Una volta quando si domandava a qualcuno di dire chi fosse, abitualmente ci si sentiva rispondere: "sono un medico". Il mestiere dava un’identità.
Oggi, con la mobilità del lavoro, l’identità non è più data dal mestiere. Un medico può infatti dedicarsi alcuni anni alla chirurgia e poi passare a lavori dirigenziali o amministrativi nell’ospedale. Non dice più “sono un medico”, ma “faccio il medico”.
Una volta le persone vivevano in un ambiente omogeneo, come spazio, come relazioni, come interessi. Oggi le comunicazioni, i viaggi, gli ambienti di partecipazione sono estremamente diversificati e si succedono in maniera quasi simultanei, sovrapposti l’uno all’altro in una crescente complessificazione. L’identità non è più data da un mondo di appartenenza.

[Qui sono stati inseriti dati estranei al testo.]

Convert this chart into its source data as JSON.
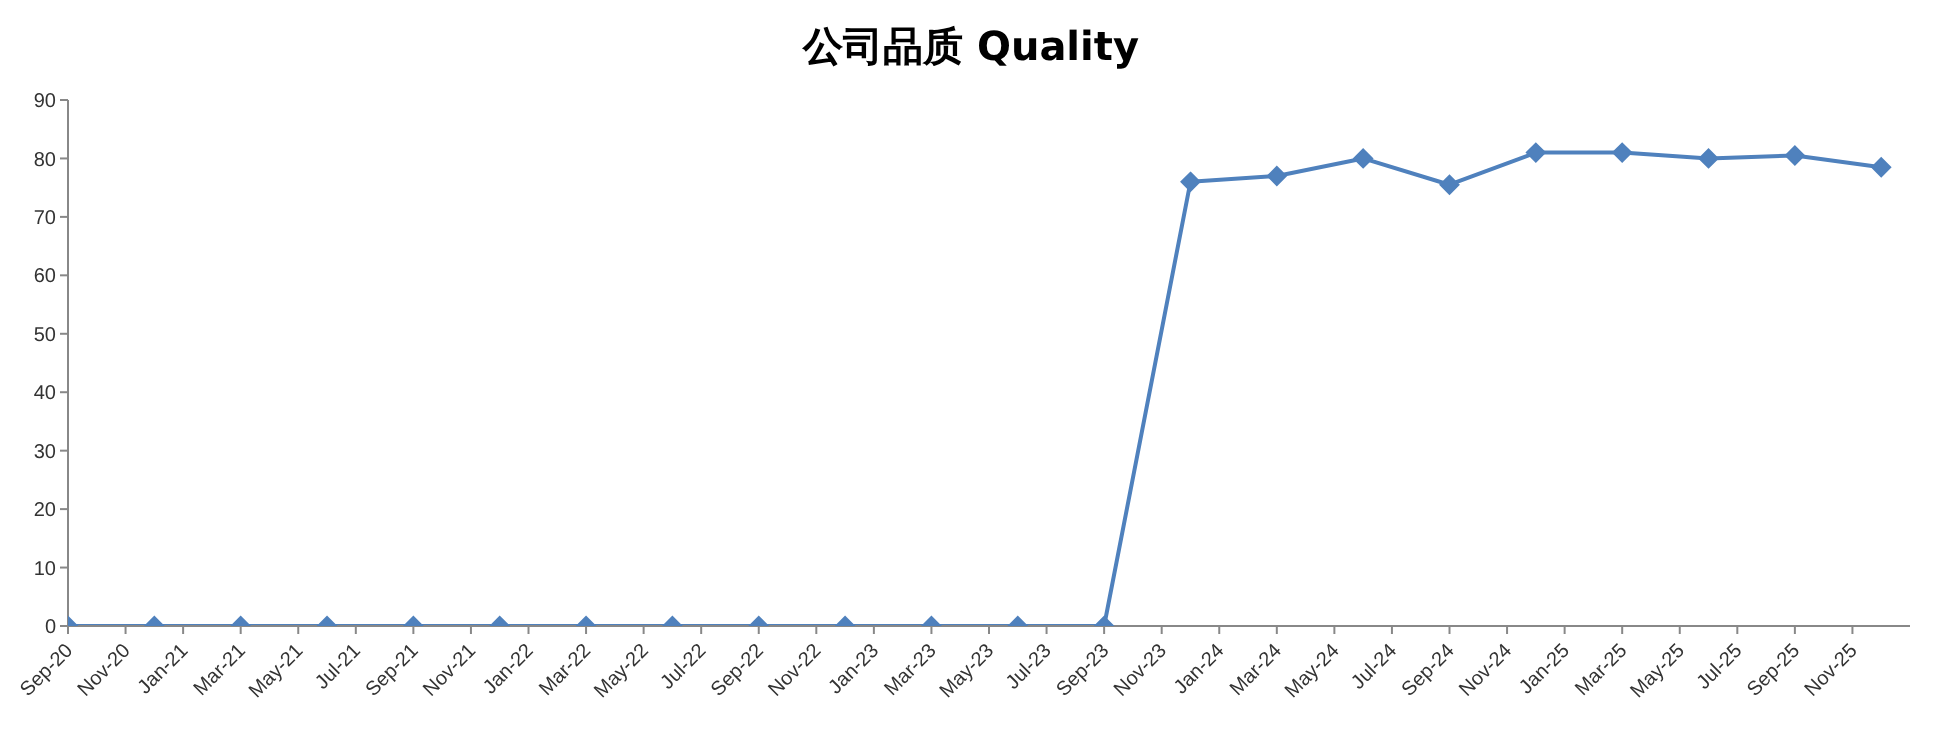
{
  "chart_data": {
    "type": "line",
    "title": "公司品质 Quality",
    "x": [
      "2020-09",
      "2020-12",
      "2021-03",
      "2021-06",
      "2021-09",
      "2021-12",
      "2022-03",
      "2022-06",
      "2022-09",
      "2022-12",
      "2023-03",
      "2023-06",
      "2023-09",
      "2023-12",
      "2024-03",
      "2024-06",
      "2024-09",
      "2024-12",
      "2025-03",
      "2025-06",
      "2025-09",
      "2025-12"
    ],
    "series": [
      {
        "color": "#4f81bd",
        "values": [
          0,
          0,
          0,
          0,
          0,
          0,
          0,
          0,
          0,
          0,
          0,
          0,
          0,
          76,
          77,
          80,
          75.5,
          81,
          81,
          80,
          80.5,
          78.5
        ]
      }
    ],
    "xlim": [
      "2020-09",
      "2026-01"
    ],
    "xticks": [
      {
        "value": "2020-09",
        "label": "Sep-20"
      },
      {
        "value": "2020-11",
        "label": "Nov-20"
      },
      {
        "value": "2021-01",
        "label": "Jan-21"
      },
      {
        "value": "2021-03",
        "label": "Mar-21"
      },
      {
        "value": "2021-05",
        "label": "May-21"
      },
      {
        "value": "2021-07",
        "label": "Jul-21"
      },
      {
        "value": "2021-09",
        "label": "Sep-21"
      },
      {
        "value": "2021-11",
        "label": "Nov-21"
      },
      {
        "value": "2022-01",
        "label": "Jan-22"
      },
      {
        "value": "2022-03",
        "label": "Mar-22"
      },
      {
        "value": "2022-05",
        "label": "May-22"
      },
      {
        "value": "2022-07",
        "label": "Jul-22"
      },
      {
        "value": "2022-09",
        "label": "Sep-22"
      },
      {
        "value": "2022-11",
        "label": "Nov-22"
      },
      {
        "value": "2023-01",
        "label": "Jan-23"
      },
      {
        "value": "2023-03",
        "label": "Mar-23"
      },
      {
        "value": "2023-05",
        "label": "May-23"
      },
      {
        "value": "2023-07",
        "label": "Jul-23"
      },
      {
        "value": "2023-09",
        "label": "Sep-23"
      },
      {
        "value": "2023-11",
        "label": "Nov-23"
      },
      {
        "value": "2024-01",
        "label": "Jan-24"
      },
      {
        "value": "2024-03",
        "label": "Mar-24"
      },
      {
        "value": "2024-05",
        "label": "May-24"
      },
      {
        "value": "2024-07",
        "label": "Jul-24"
      },
      {
        "value": "2024-09",
        "label": "Sep-24"
      },
      {
        "value": "2024-11",
        "label": "Nov-24"
      },
      {
        "value": "2025-01",
        "label": "Jan-25"
      },
      {
        "value": "2025-03",
        "label": "Mar-25"
      },
      {
        "value": "2025-05",
        "label": "May-25"
      },
      {
        "value": "2025-07",
        "label": "Jul-25"
      },
      {
        "value": "2025-09",
        "label": "Sep-25"
      },
      {
        "value": "2025-11",
        "label": "Nov-25"
      }
    ],
    "ylim": [
      0,
      90
    ],
    "yticks": [
      0,
      10,
      20,
      30,
      40,
      50,
      60,
      70,
      80,
      90
    ],
    "grid": false,
    "legend": false,
    "marker": "diamond",
    "line_style": "solid"
  }
}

E l’identità dove è andata a finire? Non è, l’identità, il frutto della coerenza dei valori e delle scelte? L’assimilazione delle differenti esperienze attorno a un nucleo essenziale unitario? Ciò che rimane al di là delle relazioni che costituiscono la nostra esistenza?
Il grande sociologo Z.Bauman ha coniato l’espressione “identità liquida” a indicare la caratteristica principale dell’uomo nell’era post-moderna. Da un individuo con una identità stagliata, forte, definita spesso dalla società, si sta passando a un individuo che “spalma” la propria identità su una pluralità di dimensioni e di appartenenze. Il sociologo vede in questo passaggio delle potenzialità ma soprattutto dei rischi di quella che Durkheim chiamava “anomia”, esattamente una crisi identitaria, l’incapacità cioè di rispondere alla domanda fondativi della vita umana: <<Io, chi sono?>>.